Poco después, el gobernador de la ciudad recibió la orden de exigir que todos los habitantes ofreciesen sacrificios públicos. Al tener noticia de ello, Anfiano, sin comunicar a nadie sus planes -«ni siquiera a nosotros», dice Eusebio, que vivía entonces con él-, se dirigió al sitio en que el gobernador Urbano estaba ofreciendo sacrificios y logró llegar hasta él, sin que los guardias lo advirtiesen. Tomando a Urbano por el brazo, le impidió ofrecer el sacrificio y clamó contra la impiedad que cometía quien abandonaba el culto del verdadero Dios para adorar a los ídolos. Los guardias se lanzaron sobre Anfiano y le molieron a puntapiés; después le arrojaron en un oscuro calabozo, donde pasó veinticuatro horas con apretados grilletes en los tobillos.
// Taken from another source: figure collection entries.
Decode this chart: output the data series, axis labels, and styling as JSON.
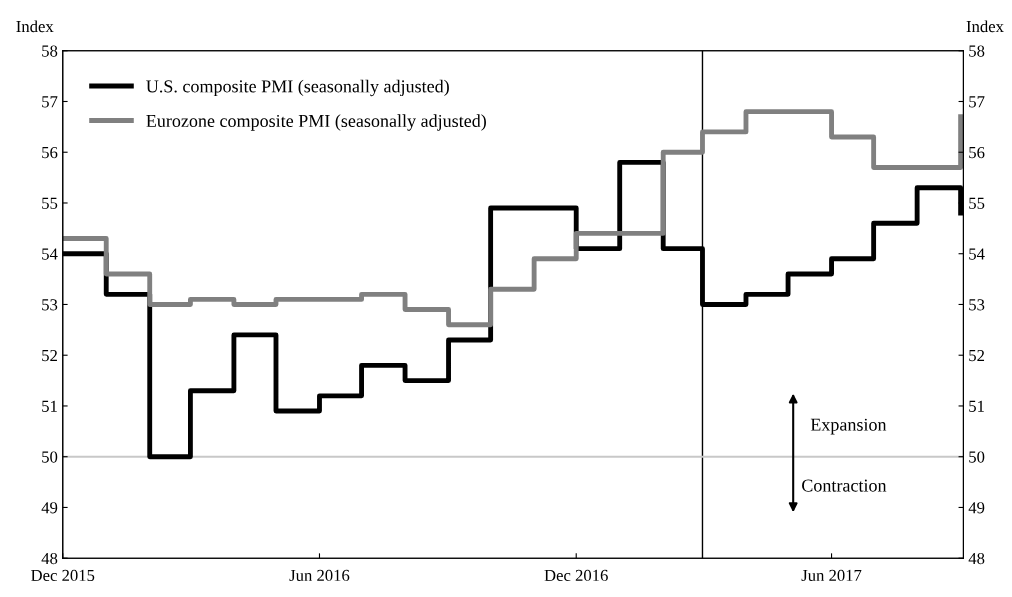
{
  "chart_data": {
    "type": "step",
    "ylabel": "Index",
    "y2label": "Index",
    "x": [
      "2015-12",
      "2016-01",
      "2016-02",
      "2016-03",
      "2016-04",
      "2016-05",
      "2016-06",
      "2016-07",
      "2016-08",
      "2016-09",
      "2016-10",
      "2016-11",
      "2016-12",
      "2017-01",
      "2017-02",
      "2017-03",
      "2017-04",
      "2017-05",
      "2017-06",
      "2017-07",
      "2017-08",
      "2017-09"
    ],
    "series": [
      {
        "name": "U.S. composite PMI (seasonally adjusted)",
        "color": "#000000",
        "values": [
          54.0,
          53.2,
          50.0,
          51.3,
          52.4,
          50.9,
          51.2,
          51.8,
          51.5,
          52.3,
          54.9,
          54.9,
          54.1,
          55.8,
          54.1,
          53.0,
          53.2,
          53.6,
          53.9,
          54.6,
          55.3,
          54.8
        ]
      },
      {
        "name": "Eurozone composite PMI (seasonally adjusted)",
        "color": "#808080",
        "values": [
          54.3,
          53.6,
          53.0,
          53.1,
          53.0,
          53.1,
          53.1,
          53.2,
          52.9,
          52.6,
          53.3,
          53.9,
          54.4,
          54.4,
          56.0,
          56.4,
          56.8,
          56.8,
          56.3,
          55.7,
          55.7,
          56.7
        ]
      }
    ],
    "xlim": [
      "2015-12-01",
      "2017-09-03"
    ],
    "xticks": [
      {
        "value": "2015-12-01",
        "label": "Dec 2015"
      },
      {
        "value": "2016-06-01",
        "label": "Jun 2016"
      },
      {
        "value": "2016-12-01",
        "label": "Dec 2016"
      },
      {
        "value": "2017-06-01",
        "label": "Jun 2017"
      }
    ],
    "ylim": [
      48,
      58
    ],
    "yticks": [
      48,
      49,
      50,
      51,
      52,
      53,
      54,
      55,
      56,
      57,
      58
    ],
    "y2lim": [
      48,
      58
    ],
    "y2ticks": [
      48,
      49,
      50,
      51,
      52,
      53,
      54,
      55,
      56,
      57,
      58
    ],
    "ref_lines": [
      {
        "axis": "x",
        "value": "2017-03-01",
        "color": "#000000"
      },
      {
        "axis": "y",
        "value": 50,
        "color": "#c8c8c8"
      }
    ],
    "annotations": [
      "Expansion",
      "Contraction"
    ],
    "grid": false,
    "legend": "top left",
    "line_style": "solid",
    "marker": "none"
  }
}
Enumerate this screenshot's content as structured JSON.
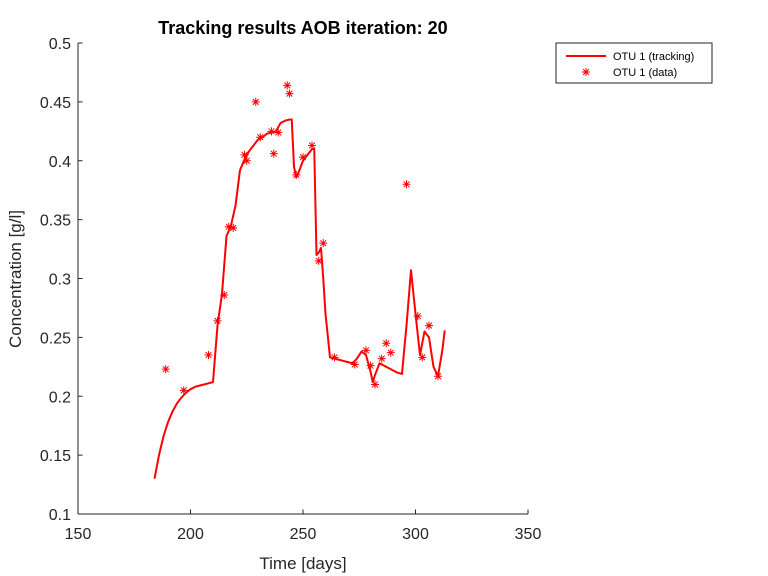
{
  "chart_data": {
    "type": "line",
    "title": "Tracking results AOB iteration: 20",
    "xlabel": "Time [days]",
    "ylabel": "Concentration [g/l]",
    "xlim": [
      150,
      350
    ],
    "ylim": [
      0.1,
      0.5
    ],
    "xticks": [
      150,
      200,
      250,
      300,
      350
    ],
    "yticks": [
      0.1,
      0.15,
      0.2,
      0.25,
      0.3,
      0.35,
      0.4,
      0.45,
      0.5
    ],
    "grid": false,
    "legend_position": "top-right, outside axes",
    "series": [
      {
        "name": "OTU 1 (tracking)",
        "style": "line",
        "color": "#ff0000",
        "x": [
          184,
          186,
          188,
          190,
          192,
          194,
          196,
          198,
          200,
          202,
          204,
          206,
          208,
          210,
          212,
          214,
          216,
          218,
          220,
          222,
          224,
          226,
          228,
          230,
          232,
          234,
          236,
          238,
          240,
          242,
          244,
          245,
          246,
          247,
          248,
          250,
          252,
          254,
          255,
          256,
          257,
          258,
          259,
          260,
          262,
          264,
          266,
          268,
          270,
          272,
          274,
          276,
          278,
          280,
          281,
          282,
          284,
          286,
          288,
          290,
          292,
          294,
          295,
          296,
          298,
          300,
          302,
          304,
          306,
          308,
          310,
          312,
          313
        ],
        "y": [
          0.13,
          0.15,
          0.166,
          0.178,
          0.187,
          0.194,
          0.199,
          0.203,
          0.206,
          0.208,
          0.209,
          0.21,
          0.211,
          0.212,
          0.26,
          0.287,
          0.336,
          0.345,
          0.362,
          0.392,
          0.401,
          0.408,
          0.413,
          0.418,
          0.42,
          0.423,
          0.424,
          0.425,
          0.432,
          0.434,
          0.435,
          0.435,
          0.395,
          0.386,
          0.39,
          0.4,
          0.405,
          0.41,
          0.41,
          0.32,
          0.322,
          0.326,
          0.3,
          0.27,
          0.233,
          0.232,
          0.231,
          0.23,
          0.229,
          0.228,
          0.232,
          0.238,
          0.235,
          0.221,
          0.212,
          0.218,
          0.228,
          0.226,
          0.224,
          0.222,
          0.22,
          0.219,
          0.24,
          0.26,
          0.307,
          0.27,
          0.235,
          0.255,
          0.25,
          0.225,
          0.217,
          0.24,
          0.256
        ]
      },
      {
        "name": "OTU 1 (data)",
        "style": "markers",
        "marker": "*",
        "color": "#ff0000",
        "x": [
          189,
          197,
          208,
          212,
          215,
          217,
          219,
          224,
          225,
          229,
          231,
          236,
          237,
          239,
          243,
          244,
          247,
          250,
          254,
          257,
          259,
          264,
          273,
          278,
          280,
          282,
          285,
          287,
          289,
          296,
          301,
          303,
          306,
          310
        ],
        "y": [
          0.223,
          0.205,
          0.235,
          0.264,
          0.286,
          0.344,
          0.343,
          0.405,
          0.4,
          0.45,
          0.42,
          0.425,
          0.406,
          0.424,
          0.464,
          0.457,
          0.388,
          0.403,
          0.413,
          0.315,
          0.33,
          0.233,
          0.227,
          0.239,
          0.226,
          0.21,
          0.232,
          0.245,
          0.237,
          0.38,
          0.268,
          0.233,
          0.26,
          0.217
        ]
      }
    ]
  }
}
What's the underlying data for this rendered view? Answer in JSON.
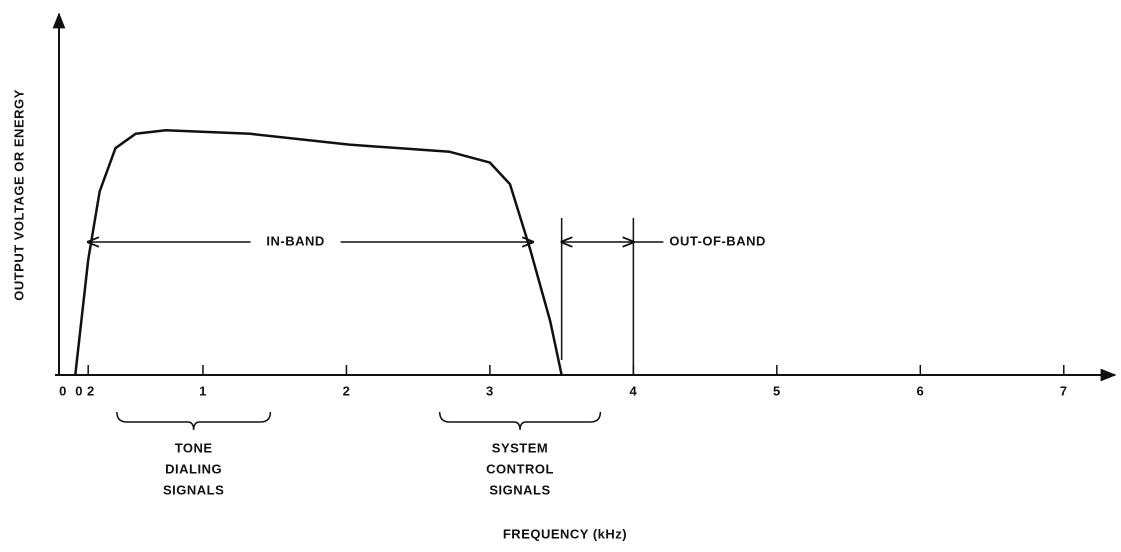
{
  "chart_data": {
    "type": "line",
    "xlabel": "FREQUENCY (kHz)",
    "ylabel": "OUTPUT VOLTAGE OR ENERGY",
    "xlim": [
      0,
      7.35
    ],
    "ylim": [
      0,
      100
    ],
    "xticks": [
      {
        "value": 0.2,
        "label": "0 2"
      },
      1,
      2,
      3,
      4,
      5,
      6,
      7
    ],
    "zero_label": "0",
    "series": [
      {
        "color": "#111111",
        "x": [
          0.11,
          0.2,
          0.28,
          0.39,
          0.53,
          0.74,
          1.33,
          2.02,
          2.72,
          3.0,
          3.14,
          3.28,
          3.42,
          3.5
        ],
        "values": [
          0,
          32,
          51,
          63,
          67,
          68,
          67,
          64,
          62,
          59,
          53,
          35,
          15,
          0
        ]
      }
    ],
    "bands": [
      {
        "label": "IN-BAND",
        "range": [
          0.2,
          3.3
        ]
      },
      {
        "label": "OUT-OF-BAND",
        "range": [
          3.5,
          4
        ]
      }
    ],
    "braces": [
      {
        "lines": [
          "TONE",
          "DIALING",
          "SIGNALS"
        ],
        "range": [
          0.4,
          1.47
        ]
      },
      {
        "lines": [
          "SYSTEM",
          "CONTROL",
          "SIGNALS"
        ],
        "range": [
          2.65,
          3.77
        ]
      }
    ]
  }
}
Al día siguiente tenía el rostro tan hinchado, que era imposible reconocerle. El juez mandó desgarrarle con garfios hasta los huesos, de suerte que las entrañas del santo quedaron a la vista. A todas las preguntas respondía de la misma manera: «Yo soy siervo de Cristo». Después se le aplicaron en las plantas de los pies lienzos mojados en aceite hirviente; pero, por más que le quemaron hasta los huesos, no consiguieron vencer su constancia. Cuando los guardias le decían que ofreciese sacrificios a los dioses, Anfiano respondía: «Yo confieso al Cristo, el Dios verdadero que es uno con el Padre». Al ver que no flaqueaba en su resolución, el juez le condenó a ser arrojado al mar.
Inmediatamente después de ejecutada la sentencia, ocurrió un milagro que, según dice Eusebio, tuvo lugar en presencia de toda la población, ya que un violento temblor arrojó a la playa el cuerpo del mártir, a pesar de que los verdugos le habían atado al cuello losas muy pesadas.